Tri à la source des biodéchets

Autres objectifs ambitieux: généraliser la tarification incitative (20 millions d’habitants concernés en 2020 et 25 M en 2025) et le tri à la source des biodéchets d’ici 2025. «Sous la présidence Hollande, on a assisté à une bonne volonté en matière d’économie circulaire, notamment pour sortir les déchets organiques des ordures résiduelles, mais cette politique ne s’est pas accompagnée des moyens financiers nécessaires, observe Nicolas Garnier, délégué général d’Amorce. Il faut rappeler qu’un tiers seulement du fonds Déchets de l’Ademe[1] est effectivement attribué à l’économie circulaire. Soit 160 millions d’euros en tout et pour tout en 2016», poursuit-il.

 

Le flop du recyclage

Côté recyclage, c’est le grand flop. «On n’a pas réussi à mobiliser les metteurs sur le marché autour des deux grands enjeux que sont la réduction du suremballage et le développement des produits recyclables. On a raté le rendez-vous avec l’histoire», résume Nicolas Garnier.

Un exemple parmi d’autres de cet échec: le logo Triman, qui distingue les produits recyclables depuis fin 2014, n’est absolument pas connu des Français, faute d’avoir été visé par une campagne de communication (pourtant promise par Ségolène Royal lors de la rédaction du décret).

Seule petite avancée en la matière: l’intervention de la ministre de l’écologie lors de la crise du PET opaque.
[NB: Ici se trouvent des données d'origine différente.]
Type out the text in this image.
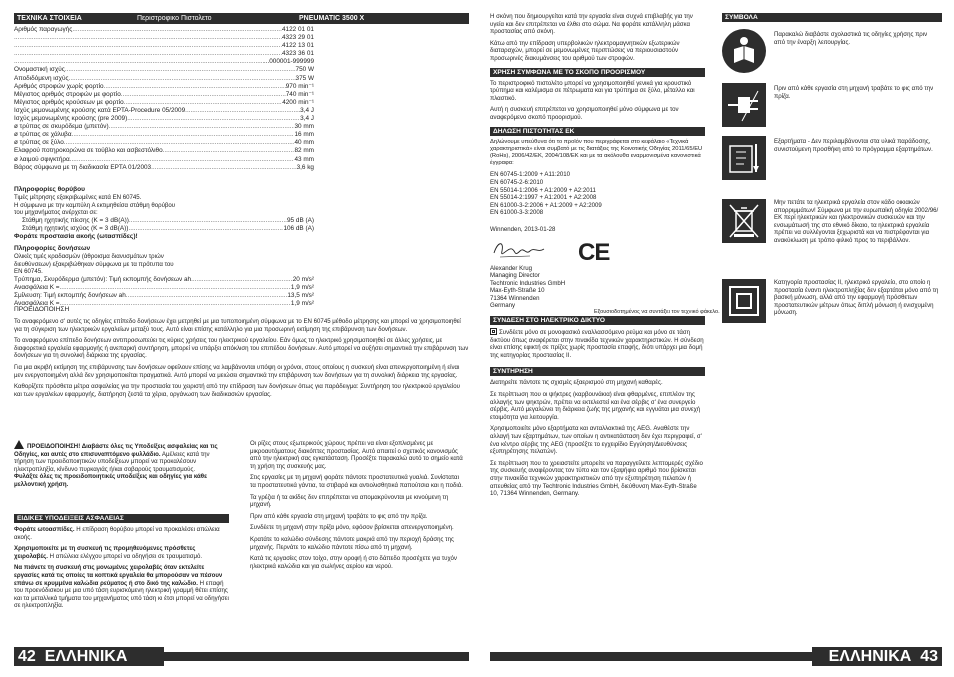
ΤΕΧΝΙΚΑ ΣΤΟΙΧΕΙΑ	Περιστροφικο Πιστολετο	PNEUMATIC 3500 X
Αριθμός παραγωγής .....	4122 01 01
.....
4323 29 01
.....
4122 13 01
.....
4323 36 01
.....
...000001-999999
Ονομαστική ισχύς .....	750 W
Αποδιδόμενη ισχύς .....	375 W
Αριθμός στροφών χωρίς φορτίο .....	970 min⁻¹
Μέγιστος αριθμός στροφών με φορτίο .....	740 min⁻¹
Μέγιστος αριθμός κρούσεων με φορτίο .....	4200 min⁻¹
Ισχύς μεμονωμένης κρούσης κατά EPTA-Procedure 05/2009 .....	3,4 J
Ισχύς μεμονωμένης κρούσης (pre 2009) .....	3,4 J
ø τρύπας σε σκυρόδεμα (μπετόν) .....	30 mm
ø τρύπας σε χάλυβα .....	16 mm
ø τρύπας σε ξύλο .....	40 mm
Ελαφρού ποτηροκορώνα σε τούβλο και ασβεστόλιθο .....	82 mm
ø λαιμού σφιγκτήρα .....	43 mm
Βάρος σύμφωνα με τη διαδικασία EPTA 01/2003 .....	3,6 kg
Πληροφορίες θορύβου
Τιμές μέτρησης εξακριβωμένες κατά ΕΝ 60745.
Η σύμφωνα με την καμπύλη Α εκτιμηθείσα στάθμη θορύβου
του μηχανήματος ανέρχεται σε:
Στάθμη ηχητικής πίεσης (K = 3 dB(A)) .....	95 dB (A)
Στάθμη ηχητικής ισχύος (K = 3 dB(A)) .....	106 dB (A)
Φοράτε προστασία ακοής (ωτασπίδες)!
Πληροφορίες δονήσεων
Ολικές τιμές κραδασμών (άθροισμα διανυσμάτων τριών
διευθύνσεων) εξακριβώθηκαν σύμφωνα με τα πρότυπα του
EN 60745.
Τρύπημα, Σκυρόδερμα (μπετόν): Τιμή εκπομπής δονήσεων ah .....	20 m/s²
Ανασφάλεια K = .....	1,9 m/s²
Σμίλευση: Τιμή εκπομπής δονήσεων ah .....	13,5 m/s²
Ανασφάλεια K = .....	1,9 m/s²
ΠΡΟΕΙΔΟΠΟΙΗΣΗ

Το αναφερόμενο σ' αυτές τις οδηγίες επίπεδο δονήσεων έχει μετρηθεί με μια τυποποιημένη σύμφωνα με το EN 60745 μέθοδο μέτρησης και μπορεί να χρησιμοποιηθεί για τη σύγκριση των ηλεκτρικών εργαλείων μεταξύ τους. Αυτό είναι επίσης κατάλληλο για μια προσωρινή εκτίμηση της επιβάρυνση των δονήσεων.

Το αναφερόμενο επίπεδο δονήσεων αντιπροσωπεύει τις κύριες χρήσεις του ηλεκτρικού εργαλείου. Εάν όμως το ηλεκτρικό χρησιμοποιηθεί σε άλλες χρήσεις, με διαφορετικά εργαλεία εφαρμογής ή ανεπαρκή συντήρηση, μπορεί να υπάρξει απόκλιση του επιπέδου δονήσεων. Αυτό μπορεί να αυξήσει σημαντικά την επιβάρυνση των δονήσεων για τη συνολική διάρκεια της εργασίας.

Για μια ακριβή εκτίμηση της επιβάρυνσης των δονήσεων οφείλουν επίσης να λαμβάνονται υπόψη οι χρόνοι, στους οποίους η συσκευή είναι απενεργοποιημένη ή είναι μεν ενεργοποιημένη αλλά δεν χρησιμοποιείται πραγματικά. Αυτό μπορεί να μειώσει σημαντικά την επιβάρυνση των δονήσεων για τη συνολική διάρκεια της εργασίας.

Καθορίζετε πρόσθετα μέτρα ασφαλείας για την προστασία του χειριστή από την επίδραση των δονήσεων όπως για παράδειγμα: Συντήρηση του ηλεκτρικού εργαλείου και των εργαλείων εφαρμογής, διατήρηση ζεστά τα χέρια, οργάνωση των διαδικασιών εργασίας.

ΠΡΟΕΙΔΟΠΟΙΗΣΗ! Διαβάστε όλες τις Υποδείξεις ασφαλείας και τις Οδηγίες, και αυτές στο επισυναπτόμενο φυλλάδιο. Αμέλειες κατά την τήρηση των προειδοποιητικών υποδείξεων μπορεί να προκαλέσουν ηλεκτροπληξία, κίνδυνο πυρκαγιάς ή/και σοβαρούς τραυματισμούς.
Φυλάξτε όλες τις προειδοποιητικές υποδείξεις και οδηγίες για κάθε μελλοντική χρήση.
ΕΙΔΙΚΕΣ ΥΠΟΔΕΙΞΕΙΣ ΑΣΦΑΛΕΙΑΣ

Φοράτε ωτοασπίδες. Η επίδραση θορύβου μπορεί να προκαλέσει απώλεια ακοής.

Χρησιμοποιείτε με τη συσκευή τις προμηθευόμενες πρόσθετες χειρολαβές. Η απώλεια ελέγχου μπορεί να οδηγήσει σε τραυματισμό.

Να πιάνετε τη συσκευή στις μονωμένες χειρολαβές όταν εκτελείτε εργασίες κατά τις οποίες τα κοπτικά εργαλεία θα μπορούσαν να πέσουν επάνω σε κρυμμένα καλώδια ρεύματος ή στο δικό της καλώδιο. Η επαφή του προενόδισκου με μια υπό τάση ευρισκόμενη ηλεκτρική γραμμή θέτει επίσης και τα μεταλλικά τμήματα του μηχανήματος υπό τάση κι έτσι μπορεί να οδηγήσει σε ηλεκτροπληξία.

Οι ρίζες στους εξωτερικούς χώρους πρέπει να είναι εξοπλισμένες με μικροαυτόματους διακόπτες προστασίας. Αυτό απαιτεί ο σχετικός κανονισμός από την ηλεκτρική σας εγκατάσταση. Προσέξτε παρακαλώ αυτό το σημείο κατά τη χρήση της συσκευής μας.

Στις εργασίες με τη μηχανή φοράτε πάντοτε προστατευτικά γυαλιά. Συνίσταται τα προστατευτικά γάντια, τα στιβαρά και αντιολισθητικά παπούτσια και η ποδιά.

Τα γρέζια ή τα ακίδες δεν επιτρέπεται να απομακρύνονται με κινούμενη τη μηχανή.

Πριν από κάθε εργασία στη μηχανή τραβάτε το φις από την πρίζα.

Συνδέετε τη μηχανή στην πρίζα μόνο, εφόσον βρίσκεται απενεργοποιημένη.

Κρατάτε το καλώδιο σύνδεσης πάντοτε μακριά από την περιοχή δράσης της μηχανής. Περνάτε το καλώδιο πάντοτε πίσω από τη μηχανή.

Κατά τις εργασίες στον τοίχο, στην οροφή ή στο δάπεδο προσέχετε για τυχόν ηλεκτρικά καλώδια και για σωλήνες αερίου και νερού.

42 ΕΛΛΗΝΙΚΑ

Η σκόνη που δημιουργείται κατά την εργασία είναι συχνά επιβλαβής για την υγεία και δεν επιτρέπεται να έλθει στο σώμα. Να φοράτε κατάλληλη μάσκα προστασίας από σκόνη.

Κάτω από την επίδραση υπερβολικών ηλεκτρομαγνητικών εξωτερικών διαταραχών, μπορεί σε μεμονωμένες περιπτώσεις να περιουσιαστούν προσωρινές διακυμάνσεις του αριθμού των στροφών.

ΧΡΗΣΗ ΣΥΜΦΩΝΑ ΜΕ ΤΟ ΣΚΟΠΟ ΠΡΟΟΡΙΣΜΟΥ

Το περιστροφικό πιστολέτο μπορεί να χρησιμοποιηθεί γενικά για κρουστικό τρύπημα και καλέμισμα σε πέτρωματα και για τρύπημα σε ξύλο, μέταλλο και πλαστικό.

Αυτή η συσκευή επιτρέπεται να χρησιμοποιηθεί μόνο σύμφωνα με τον αναφερόμενο σκοπό προορισμού.

ΔΗΛΩΣΗ ΠΙΣΤΟΤΗΤΑΣ ΕΚ

Δηλώνουμε υπεύθυνα ότι το προϊόν που περιγράφεται στο κεφάλαιο «Τεχνικά χαρακτηριστικά» είναι συμβατό με τις διατάξεις της Κοινοτικής Οδηγίας 2011/65/EU (RoHs), 2006/42/EK, 2004/108/EK και με τα ακόλουθα εναρμονισμένα κανονιστικά έγγραφα:

EN 60745-1:2009 + A11:2010
EN 60745-2-6:2010
EN 55014-1:2006 + A1:2009 + A2:2011
EN 55014-2:1997 + A1:2001 + A2:2008
EN 61000-3-2:2006 + A1:2009 + A2:2009
EN 61000-3-3:2008

Winnenden, 2013-01-28

CE
Alexander Krug
Managing Director
Εξουσιοδοτημένος να συντάξει τον τεχνικό φάκελο.
Techtronic Industries GmbH
Max-Eyth-Straße 10
71364 Winnenden
Germany
ΣΥΝΔΕΣΗ ΣΤΟ ΗΛΕΚΤΡΙΚΟ ΔΙΚΤΥΟ

Συνδέετε μόνο σε μονοφασικό εναλλασσόμενο ρεύμα και μόνο σε τάση δικτύου όπως αναφέρεται στην πινακίδα τεχνικών χαρακτηριστικών. Η σύνδεση είναι επίσης εφικτή σε πρίζες χωρίς προστασία επαφής, διότι υπάρχει μια δομή της κατηγορίας προστασίας II.

ΣΥΝΤΗΡΗΣΗ

Διατηρείτε πάντοτε τις σχισμές εξαερισμού στη μηχανή καθαρές.

Σε περίπτωση που οι ψήκτρες (καρβουνάκια) είναι φθαρμένες, επιπλέον της αλλαγής των ψηκτρών, πρέπει να εκτελεστεί και ένα σέρβις σ' ένα συνεργείο σέρβις. Αυτό μεγαλώνει τη διάρκεια ζωής της μηχανής και εγγυάται μια συνεχή ετοιμότητα για λειτουργία.

Χρησιμοποιείτε μόνο εξαρτήματα και ανταλλακτικά της AEG. Αναθέστε την αλλαγή των εξαρτημάτων, των οποίων η αντικατάσταση δεν έχει περιγραφεί, σ' ένα κέντρο σέρβις της AEG (προσέξτε το εγχειρίδιο Εγγύηση/Διευθύνσεις εξυπηρέτησης πελατών).

Σε περίπτωση που το χρειαστείτε μπορείτε να παραγγείλετε λεπτομερές σχέδιο της συσκευής αναφέροντας τον τύπο και τον εξαψήφιο αριθμό που βρίσκεται στην πινακίδα τεχνικών χαρακτηριστικών από την εξυπηρέτηση πελατών ή απευθείας από την Techtronic Industries GmbH, διεύθυνση Max-Eyth-Straße 10, 71364 Winnenden, Germany.

ΣΥΜΒΟΛΑ
Παρακαλώ διαβάστε σχολαστικά τις οδηγίες χρήσης πριν από την έναρξη λειτουργίας.
Πριν από κάθε εργασία στη μηχανή τραβάτε το φις από την πρίζα.
Εξαρτήματα - Δεν περιλαμβάνονται στα υλικά παράδοσης, συνιστούμενη προσθήκη από το πρόγραμμα εξαρτημάτων.
Μην πετάτε τα ηλεκτρικά εργαλεία στον κάδο οικιακών απορριμμάτων! Σύμφωνα με την ευρωπαϊκή οδηγία 2002/96/ΕΚ περί ηλεκτρικών και ηλεκτρονικών συσκευών και την ενσωμάτωσή της στο εθνικό δίκαιο, τα ηλεκτρικά εργαλεία πρέπει να συλλέγονται ξεχωριστά και να πιστρέφονται για ανακύκλωση με τρόπο φιλικό προς το περιβάλλον.
Κατηγορία προστασίας II, ηλεκτρικό εργαλείο, στο οποίο η προστασία έναντι ηλεκτροπληξίας δεν εξαρτάται μόνο από τη βασική μόνωση, αλλά από την εφαρμογή πρόσθετων προστατευτικών μέτρων όπως διπλή μόνωση ή ενισχυμένη μόνωση.
ΕΛΛΗΝΙΚΑ 43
Pour la première fois dans l’histoire des filières Responsabilité élargie du producteur (REP), un matériau non recyclable a été stigmatisé par une modification du cahier des charges incluant un malus sur l’éco-contribution.

 

La difficile reprise des déchets du BTP

Autre point noir: la reprise des déchets de matériels de construction par les grands distributeurs[2] reste lettre morte. Obligatoire depuis le 1er janvier 2017[3], elle n’est toujours pas appliquée dans l’Hexagone, les distributeurs renvoyant le plus souvent la balle aux collectivités, selon Amorce. La directive-cadre sur les déchets de 2008, comme la loi sur la transition énergétique, rappellent pourtant que 70% des déchets du BTP doivent être recyclés en 2020.

Le président Macron fera-t-il mieux? Espérons que les entreprises soient, à l’avenir, autant impliquées que les ménages dans les objectifs réglementaires. Et si aucune mesure n’est prise dans l’Hexagone, quelques avancées sont à prévoir au niveau de l’Union européenne, avec le nouveau Paquet sur l’économie circulaire en cours de négociation.



[1] Agence de l’environnement et de la maîtrise de l’énergie

[2] Dont la surface de vente est supérieure ou égale à 400 mètres carrés et dont le chiffre d’affaires dépasse 1 M€

[3] L’obligation est prévue par le décret du 10 mars 2016.